The Paris Review. Frederic Tumen y Roberto Bolaño: perseguidos por Góngora                                                                                                                                            The Guardian. Zizek: la otra parte, esclavos.

En The Paris Review, Frederic Tuten entrega un homenaje-parodia a/de Roberto Bolaño, en el cual su alter ego literario es la parodia del alter ego literario de Bolaño. Tan sólo la ocurrencia del nombre de Octavio Rima, cruce del Ulises Lima de Bolaño con Octavio Paz, justifica la lectura. En pocas líneas, Tuten enfrenta a Quevedo con Góngora a través de pandilleros mellizos, en un inglés español mexicano que “juega con el lenguaje” a lo “río de palabras” latinoamericano, empapado en cine gore, Marco Ferreri (gore  intelectual), y por ende, claro, Bukowski, crónica policial y referencias literarias: Tuten es muy conocedor de la cultura latinoamericana, particularmente del Cinema Novo Brasilero, y fue co-guionista del polaco Andrzej Zulawski en el film “Posesión”, drama marital en el que la mujer (Isabelle Adjani) es tomada por una criatura monstruosa diseñada por Carlo Rambaldi.                                                                         Los párrafos son como este:                                                                                                     “We got into Lope de Luna’s parked car—a ’68 blue Chevy with faux-leopard-skin seats and souped-up engine—and sped off, Octavio and Leche de Amor and me, with the Gongora Brothers in such close pursuit I could read Vallejo’s poems in their headlights”.                                                                                                                    ¿Qué más quieren?

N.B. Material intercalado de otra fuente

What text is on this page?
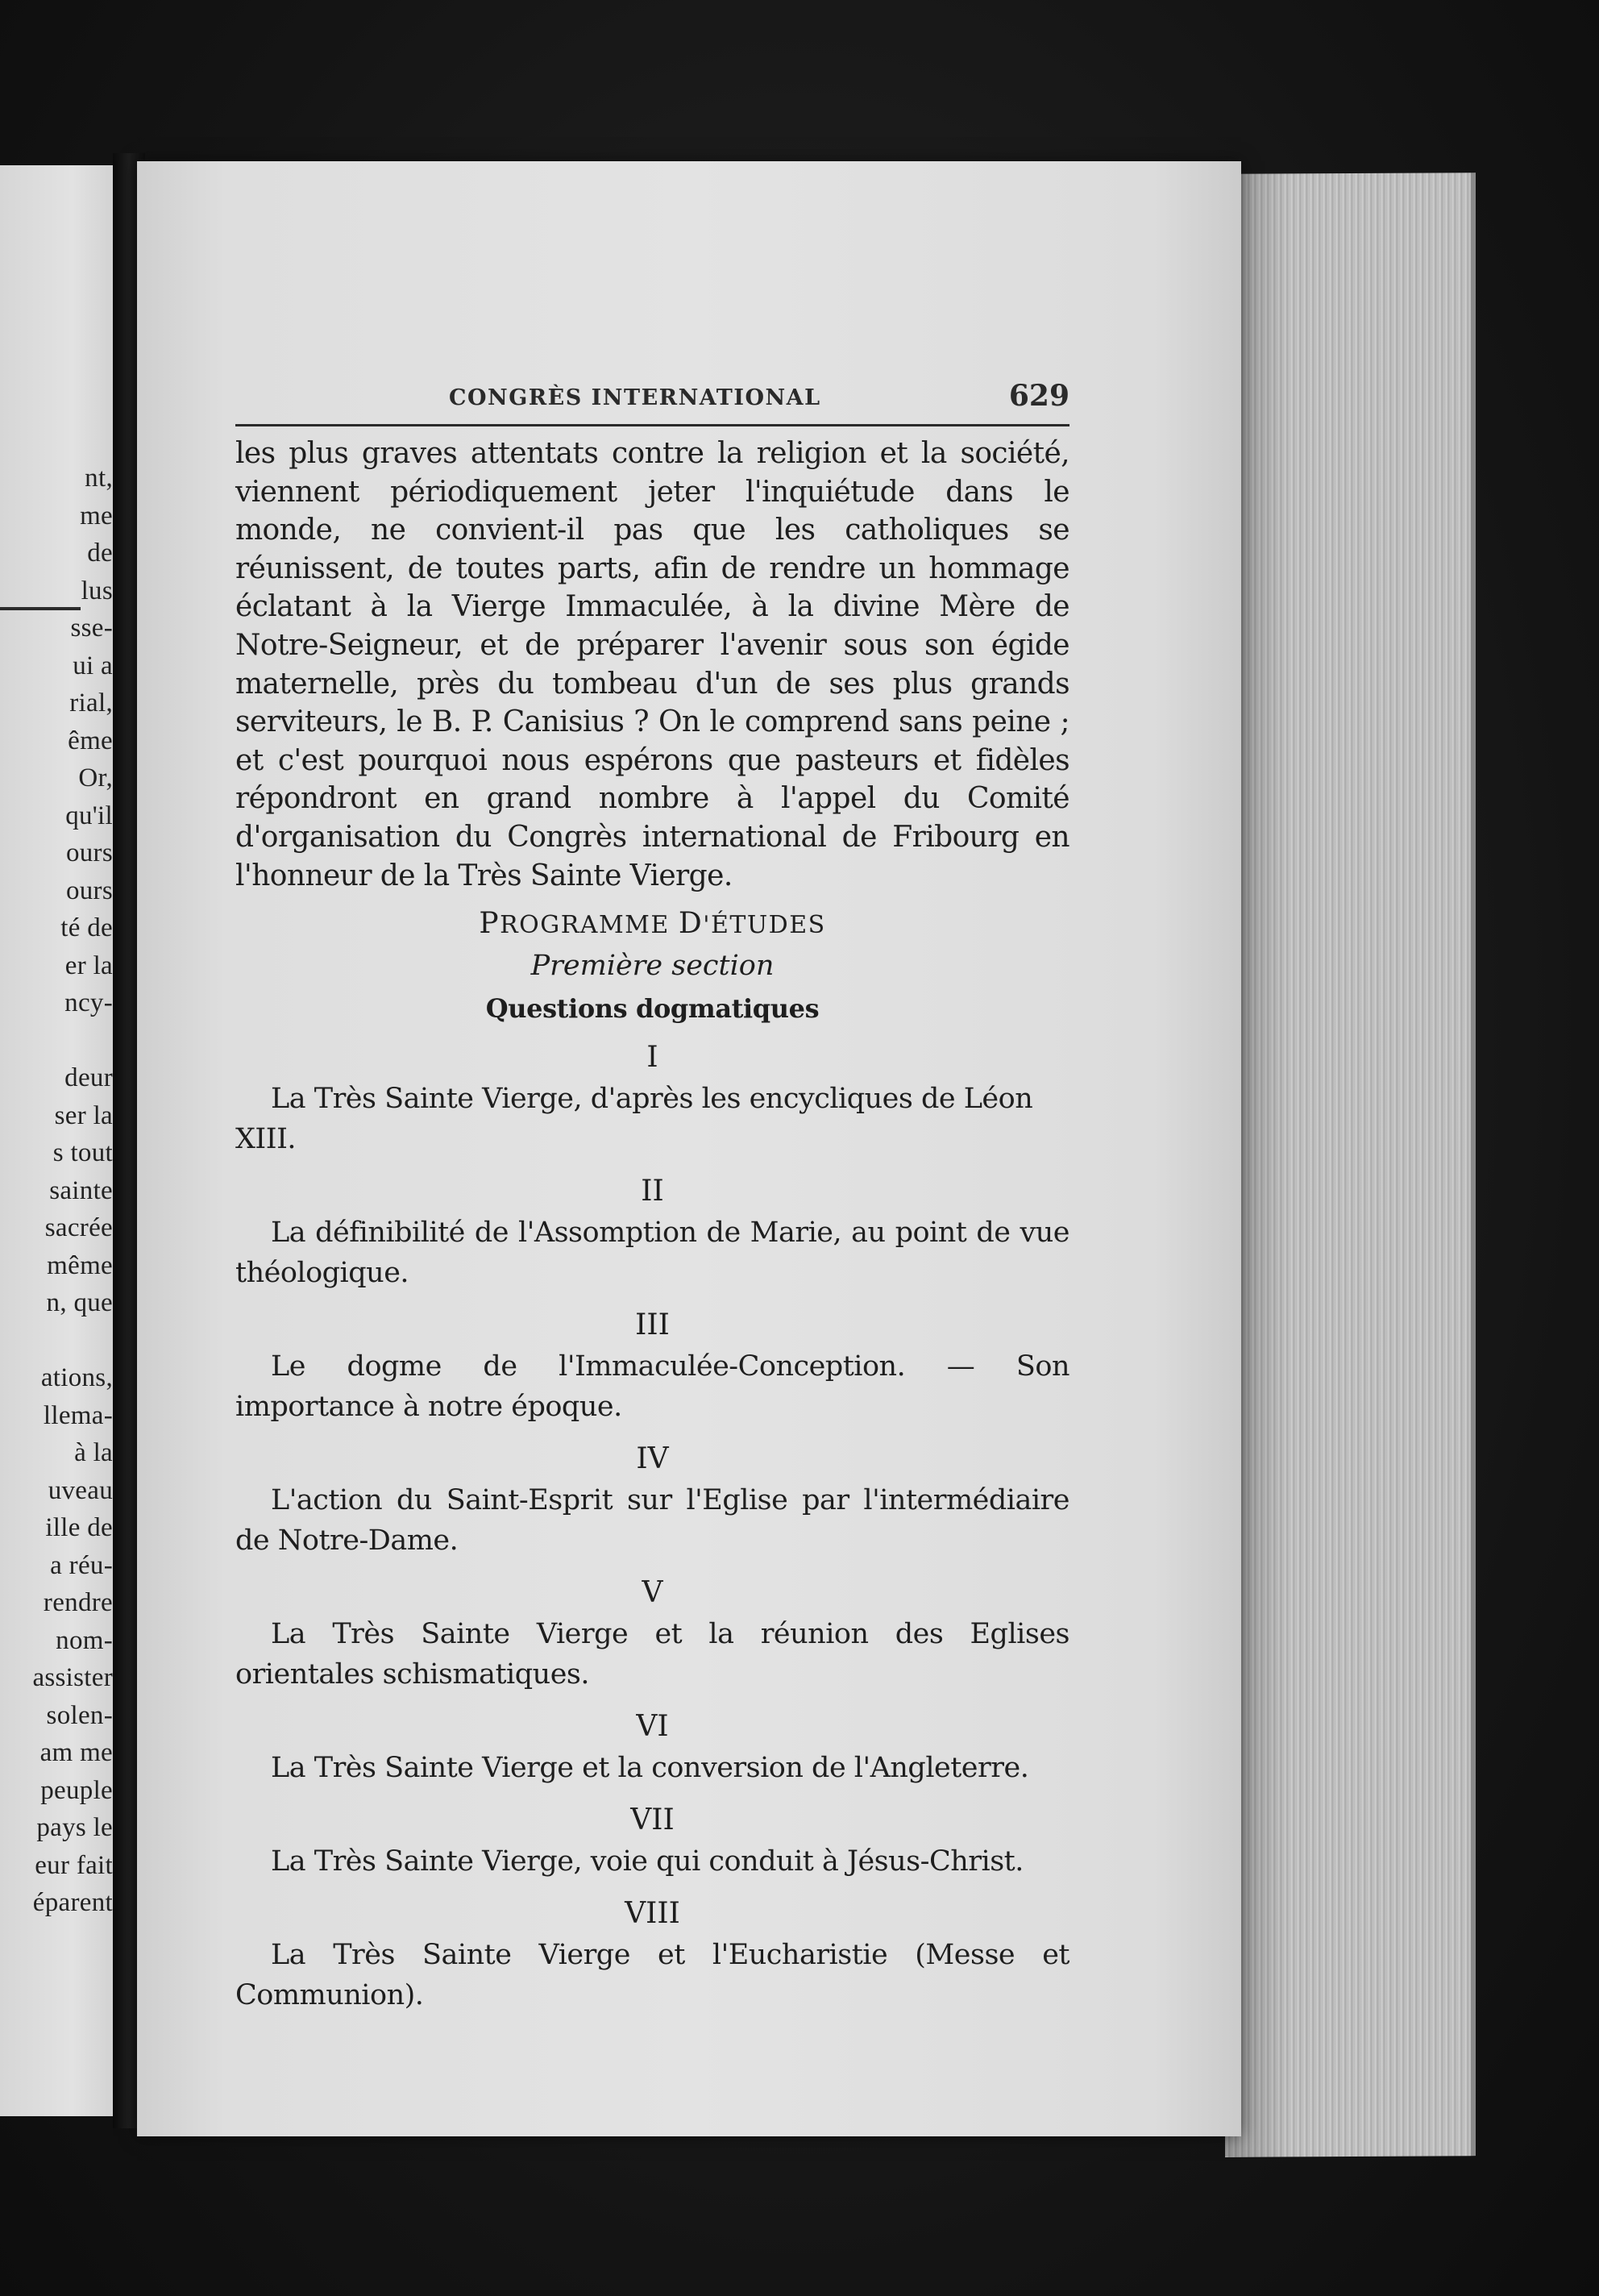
nt,
me
de
lus
sse-
ui a
rial,
ême
Or,
qu'il
ours
ours
té de
er la
ncy-
deur
ser la
s tout
sainte
sacrée
même
n, que
ations,
llema-
à la
uveau
ille de
a réu-
rendre
nom-
assister
solen-
am me
peuple
pays le
eur fait
éparent
CONGRÈS INTERNATIONAL	629

les plus graves attentats contre la religion et la société, viennent périodiquement jeter l'inquiétude dans le monde, ne convient-il pas que les catholiques se réunissent, de toutes parts, afin de rendre un hommage éclatant à la Vierge Immaculée, à la divine Mère de Notre-Seigneur, et de préparer l'avenir sous son égide maternelle, près du tombeau d'un de ses plus grands serviteurs, le B. P. Canisius ? On le comprend sans peine ; et c'est pourquoi nous espérons que pasteurs et fidèles répondront en grand nombre à l'appel du Comité d'organisation du Congrès international de Fribourg en l'honneur de la Très Sainte Vierge.

PROGRAMME D'ÉTUDES
Première section
Questions dogmatiques
I
La Très Sainte Vierge, d'après les encycliques de Léon XIII.
II
La définibilité de l'Assomption de Marie, au point de vue théologique.
III
Le dogme de l'Immaculée-Conception. — Son importance à notre époque.
IV
L'action du Saint-Esprit sur l'Eglise par l'intermédiaire de Notre-Dame.
V
La Très Sainte Vierge et la réunion des Eglises orientales schismatiques.
VI
La Très Sainte Vierge et la conversion de l'Angleterre.
VII
La Très Sainte Vierge, voie qui conduit à Jésus-Christ.
VIII
La Très Sainte Vierge et l'Eucharistie (Messe et Communion).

En The Guardian, Decca Aitkenhead habló con Slavoj Zizek, quien le confió que el 99% de la humanidad es idiota y aburrido. Aitkenhead no logra sacarle a Zizek más que unas cuantas provocaciones; encuentra su filosofía impenetrable, pero la resume en una joya de humor involuntario: “nada es nunca lo que aparenta ser, y la contradicción está imbricada en casi todo. La mayor parte de lo que tomamos por radical o subversivo, o simplemente ético, en realidad no cambia nada”.                                                                                                                               Zizek tiene fervorosos seguidores. O detractores que lo llaman “el Borat de la filosofía”. Con Aitkenhead, habla de su odio por los estudiantes que le tienen confianza a pesar de que les ladra, su desesperación ante lo abierto de los norteamericanos, que hablan de sexo con cualquier desconocido, y le cuenta a la periodista sus preferencias sexuales, sus miedos, sus tres divorcios, su hijo de doce años, al que no había querido tener, pero tal vez por eso mismo ahora quiere más, y confiesa su carácter romántico. En cuanto al mundo actual, las reformas bien intencionadas y consensuadas pudieran funcionar localmente, pero lo local pertenecería a la misma categoría de las manzanas orgánicas y el reciclaje: un paliativo para que la gente se sienta bien. La gran pregunta hoy sería cómo organizar la acción global, a un inmenso nivel internacional, sin caer en la dictadura totalitaria. Para Zizek, los tiempos son peligrosos. Fue con su hijo de vacaciones a Dubai, y vio el futuro: “en Dubai, sabes, la otra parte son literalmente esclavos”.